We have three blocks A, B, and C of equal mass $m$.

• Block C: Slides horizontally on the frictionless floor.
• Block B: Is constrained against the right vertical face of C. It moves horizontally with C but can slide vertically.
• Block A: Is a hanging mass that drives the system.

String Path: The string comes from the fixed pulley, passes over the pulley mounted on the top-right corner of C, and connects down to Block B.

Let $x_C$ be the horizontal position of block C (and pulley).
Let $y_A$ be the downward position of block A.
Let $y_{B/C}$ be the vertical position of block B relative to the pulley on C.

The total length of the string $L$ is constant.
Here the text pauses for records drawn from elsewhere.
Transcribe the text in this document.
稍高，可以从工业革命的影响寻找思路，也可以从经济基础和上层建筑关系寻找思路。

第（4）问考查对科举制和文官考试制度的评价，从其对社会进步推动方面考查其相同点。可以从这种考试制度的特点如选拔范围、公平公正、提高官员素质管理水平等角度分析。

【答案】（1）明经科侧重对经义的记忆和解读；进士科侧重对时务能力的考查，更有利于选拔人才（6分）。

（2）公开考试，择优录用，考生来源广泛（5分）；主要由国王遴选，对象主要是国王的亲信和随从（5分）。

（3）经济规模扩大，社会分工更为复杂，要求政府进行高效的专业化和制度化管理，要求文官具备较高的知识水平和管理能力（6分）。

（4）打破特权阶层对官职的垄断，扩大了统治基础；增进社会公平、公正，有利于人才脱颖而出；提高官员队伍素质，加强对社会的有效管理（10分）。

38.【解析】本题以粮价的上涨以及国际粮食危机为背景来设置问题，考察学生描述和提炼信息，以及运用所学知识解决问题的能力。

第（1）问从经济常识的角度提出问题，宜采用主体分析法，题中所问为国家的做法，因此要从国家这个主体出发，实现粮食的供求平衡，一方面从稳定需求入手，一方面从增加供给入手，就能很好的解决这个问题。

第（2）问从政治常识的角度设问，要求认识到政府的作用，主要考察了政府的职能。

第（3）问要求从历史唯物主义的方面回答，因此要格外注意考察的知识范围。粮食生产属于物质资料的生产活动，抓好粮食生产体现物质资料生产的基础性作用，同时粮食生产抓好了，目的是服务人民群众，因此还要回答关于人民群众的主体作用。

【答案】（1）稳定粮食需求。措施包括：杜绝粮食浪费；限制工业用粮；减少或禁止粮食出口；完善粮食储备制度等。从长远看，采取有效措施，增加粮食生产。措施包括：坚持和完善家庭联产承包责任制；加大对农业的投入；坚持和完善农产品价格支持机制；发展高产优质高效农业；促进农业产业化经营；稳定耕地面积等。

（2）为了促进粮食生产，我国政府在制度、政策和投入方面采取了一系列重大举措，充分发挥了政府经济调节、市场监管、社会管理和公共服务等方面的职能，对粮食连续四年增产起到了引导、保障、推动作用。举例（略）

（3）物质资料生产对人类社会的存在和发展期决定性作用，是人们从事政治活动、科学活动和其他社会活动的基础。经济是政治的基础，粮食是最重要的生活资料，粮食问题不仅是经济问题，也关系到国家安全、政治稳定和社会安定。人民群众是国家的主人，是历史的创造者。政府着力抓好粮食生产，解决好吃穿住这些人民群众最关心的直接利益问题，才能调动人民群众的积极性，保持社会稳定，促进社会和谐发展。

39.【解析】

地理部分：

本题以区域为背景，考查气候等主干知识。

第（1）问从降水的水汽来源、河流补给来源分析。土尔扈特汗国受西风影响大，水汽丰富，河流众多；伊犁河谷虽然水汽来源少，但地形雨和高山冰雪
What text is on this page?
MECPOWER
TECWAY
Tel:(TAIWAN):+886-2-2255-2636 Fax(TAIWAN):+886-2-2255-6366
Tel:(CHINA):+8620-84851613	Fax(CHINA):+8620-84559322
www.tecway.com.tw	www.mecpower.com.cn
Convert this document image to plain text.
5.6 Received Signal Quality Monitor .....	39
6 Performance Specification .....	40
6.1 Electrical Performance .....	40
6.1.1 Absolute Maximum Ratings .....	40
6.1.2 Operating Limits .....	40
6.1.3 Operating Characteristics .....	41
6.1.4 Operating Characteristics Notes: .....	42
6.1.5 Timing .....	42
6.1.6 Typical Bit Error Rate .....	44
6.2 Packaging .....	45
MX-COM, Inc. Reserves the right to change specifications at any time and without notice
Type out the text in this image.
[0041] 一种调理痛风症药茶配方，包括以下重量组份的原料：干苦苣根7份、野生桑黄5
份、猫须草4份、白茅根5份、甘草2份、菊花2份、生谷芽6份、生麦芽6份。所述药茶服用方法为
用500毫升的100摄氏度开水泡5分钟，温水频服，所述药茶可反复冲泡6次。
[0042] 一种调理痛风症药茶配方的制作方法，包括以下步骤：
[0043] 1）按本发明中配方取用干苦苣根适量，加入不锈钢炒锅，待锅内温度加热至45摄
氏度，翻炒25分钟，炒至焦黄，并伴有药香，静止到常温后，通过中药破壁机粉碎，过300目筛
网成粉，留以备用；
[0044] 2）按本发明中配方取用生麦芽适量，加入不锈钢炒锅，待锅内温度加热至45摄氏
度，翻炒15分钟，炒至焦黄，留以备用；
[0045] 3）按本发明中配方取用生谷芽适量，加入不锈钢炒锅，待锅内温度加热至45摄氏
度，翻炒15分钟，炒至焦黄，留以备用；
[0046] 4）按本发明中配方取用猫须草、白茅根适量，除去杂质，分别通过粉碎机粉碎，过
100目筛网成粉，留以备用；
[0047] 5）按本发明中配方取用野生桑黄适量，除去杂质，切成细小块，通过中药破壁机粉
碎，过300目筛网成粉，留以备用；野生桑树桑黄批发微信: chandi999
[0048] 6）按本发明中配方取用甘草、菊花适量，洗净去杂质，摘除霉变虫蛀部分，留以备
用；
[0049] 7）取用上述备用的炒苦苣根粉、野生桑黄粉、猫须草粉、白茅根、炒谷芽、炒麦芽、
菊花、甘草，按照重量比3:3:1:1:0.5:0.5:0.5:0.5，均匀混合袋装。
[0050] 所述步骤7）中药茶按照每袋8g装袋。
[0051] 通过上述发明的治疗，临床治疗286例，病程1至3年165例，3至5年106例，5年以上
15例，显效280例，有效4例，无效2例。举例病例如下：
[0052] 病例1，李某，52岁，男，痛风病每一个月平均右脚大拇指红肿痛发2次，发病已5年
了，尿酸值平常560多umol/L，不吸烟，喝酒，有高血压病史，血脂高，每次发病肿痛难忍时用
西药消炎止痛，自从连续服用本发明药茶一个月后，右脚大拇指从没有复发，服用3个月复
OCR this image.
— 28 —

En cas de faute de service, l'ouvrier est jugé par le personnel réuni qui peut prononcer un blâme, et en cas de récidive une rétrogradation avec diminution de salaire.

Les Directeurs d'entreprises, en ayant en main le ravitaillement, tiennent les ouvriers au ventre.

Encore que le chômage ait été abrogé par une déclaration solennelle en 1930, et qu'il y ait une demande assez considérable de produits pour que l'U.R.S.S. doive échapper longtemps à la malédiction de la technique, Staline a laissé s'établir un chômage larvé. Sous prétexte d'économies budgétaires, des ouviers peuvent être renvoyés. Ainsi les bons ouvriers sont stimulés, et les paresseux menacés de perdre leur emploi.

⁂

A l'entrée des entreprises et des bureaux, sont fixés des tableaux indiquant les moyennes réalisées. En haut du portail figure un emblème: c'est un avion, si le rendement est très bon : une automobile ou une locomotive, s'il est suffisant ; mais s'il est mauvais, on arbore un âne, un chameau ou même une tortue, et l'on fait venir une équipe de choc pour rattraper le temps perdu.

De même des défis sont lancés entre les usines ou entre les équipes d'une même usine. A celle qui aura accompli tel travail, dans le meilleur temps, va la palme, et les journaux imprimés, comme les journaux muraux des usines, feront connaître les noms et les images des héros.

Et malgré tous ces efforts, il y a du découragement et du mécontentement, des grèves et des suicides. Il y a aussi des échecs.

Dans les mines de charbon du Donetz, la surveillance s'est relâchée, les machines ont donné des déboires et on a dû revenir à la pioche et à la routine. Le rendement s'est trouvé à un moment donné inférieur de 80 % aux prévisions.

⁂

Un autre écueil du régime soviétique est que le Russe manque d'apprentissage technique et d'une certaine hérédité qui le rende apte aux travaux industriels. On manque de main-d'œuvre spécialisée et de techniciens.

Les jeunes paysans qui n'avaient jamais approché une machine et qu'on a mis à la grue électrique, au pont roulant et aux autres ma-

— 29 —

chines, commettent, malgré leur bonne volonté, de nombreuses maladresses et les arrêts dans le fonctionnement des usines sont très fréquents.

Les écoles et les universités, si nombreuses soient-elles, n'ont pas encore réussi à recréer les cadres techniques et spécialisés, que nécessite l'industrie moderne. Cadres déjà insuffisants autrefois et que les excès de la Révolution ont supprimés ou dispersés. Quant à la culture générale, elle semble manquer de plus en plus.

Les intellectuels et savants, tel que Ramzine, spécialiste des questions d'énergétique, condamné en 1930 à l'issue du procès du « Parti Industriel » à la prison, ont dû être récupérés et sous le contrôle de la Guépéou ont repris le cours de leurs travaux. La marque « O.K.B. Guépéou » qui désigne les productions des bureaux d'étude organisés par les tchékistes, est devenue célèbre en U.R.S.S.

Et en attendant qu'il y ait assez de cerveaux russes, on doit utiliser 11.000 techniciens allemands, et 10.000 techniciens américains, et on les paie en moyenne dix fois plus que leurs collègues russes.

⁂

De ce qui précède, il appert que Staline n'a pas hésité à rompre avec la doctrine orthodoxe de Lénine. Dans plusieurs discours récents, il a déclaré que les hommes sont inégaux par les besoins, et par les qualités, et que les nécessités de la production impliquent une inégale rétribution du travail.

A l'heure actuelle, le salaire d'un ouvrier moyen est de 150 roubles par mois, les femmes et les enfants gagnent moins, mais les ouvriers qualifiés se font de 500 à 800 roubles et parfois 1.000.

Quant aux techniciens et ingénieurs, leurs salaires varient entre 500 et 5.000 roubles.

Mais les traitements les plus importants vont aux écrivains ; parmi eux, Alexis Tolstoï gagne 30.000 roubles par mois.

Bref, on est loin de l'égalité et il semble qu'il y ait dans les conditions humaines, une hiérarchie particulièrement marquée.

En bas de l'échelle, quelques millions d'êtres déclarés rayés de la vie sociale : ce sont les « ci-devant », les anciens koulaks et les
The segments are:

1. Horizontal segment between pulleys: $X_{fixed} – x_C$
2. Vertical segment supporting A: $y_A$
3. Vertical segment supporting B: $y_{B/C}$

$$ L = (X_{fixed} – x_C) + y_A + y_{B/C} $$ Differentiating twice with respect to time (acceleration): $$ 0 = -a_C + a_A + a_{B/C} $$ $$ a_C = a_A + a_{B/C} \quad \text{…(1)} $$

Let $T$ be the tension. All masses are $m$.

For Block A (Hanging):
$$ mg – T = m a_A \quad \text{…(2)} $$

For Block B (Vertical motion):
B moves vertically relative to C. $$ mg – T = m a_{B/C} \quad \text{…(3)} $$

For Block B (Horizontal motion):
B moves to the right with acceleration $a_C$. The force providing this is the Normal force $N$ from C acting on B. $$ N = m a_C \quad \text{…(4)} $$

For Block C (Horizontal motion):
Forces on C in x-direction:

• Tension $T$ acting on the pulley (pulling right).
• Normal force $N$ from B acting on C (pushing left, Newton’s 3rd law).

$$ T – N = m a_C \quad \text{…(5)} $$

Comparing (2) and (3), forces are identical ($mg-T$). Thus: $$ a_A = a_{B/C} $$ Substitute into (1): $$ a_C = a_A + a_A = 2a_A $$ Substitute $N$ from (4) into (5): $$ T – m a_C = m a_C \Rightarrow T = 2 m a_C $$ Using $a_C = 2 a_A$: $$ T = 4 m a_A $$ Substitute $T$ back into (2): $$ mg – 4 m a_A = m a_A $$ $$ mg = 5 m a_A \Rightarrow a_A = \frac{g}{5} $$ Since $g = 10 \, \text{m/s}^2$: $$ a_A = 2 \, \text{m/s}^2 $$ Then $a_C = 2(2) = 4 \, \text{m/s}^2$. And $a_{B/C} = 2 \, \text{m/s}^2$.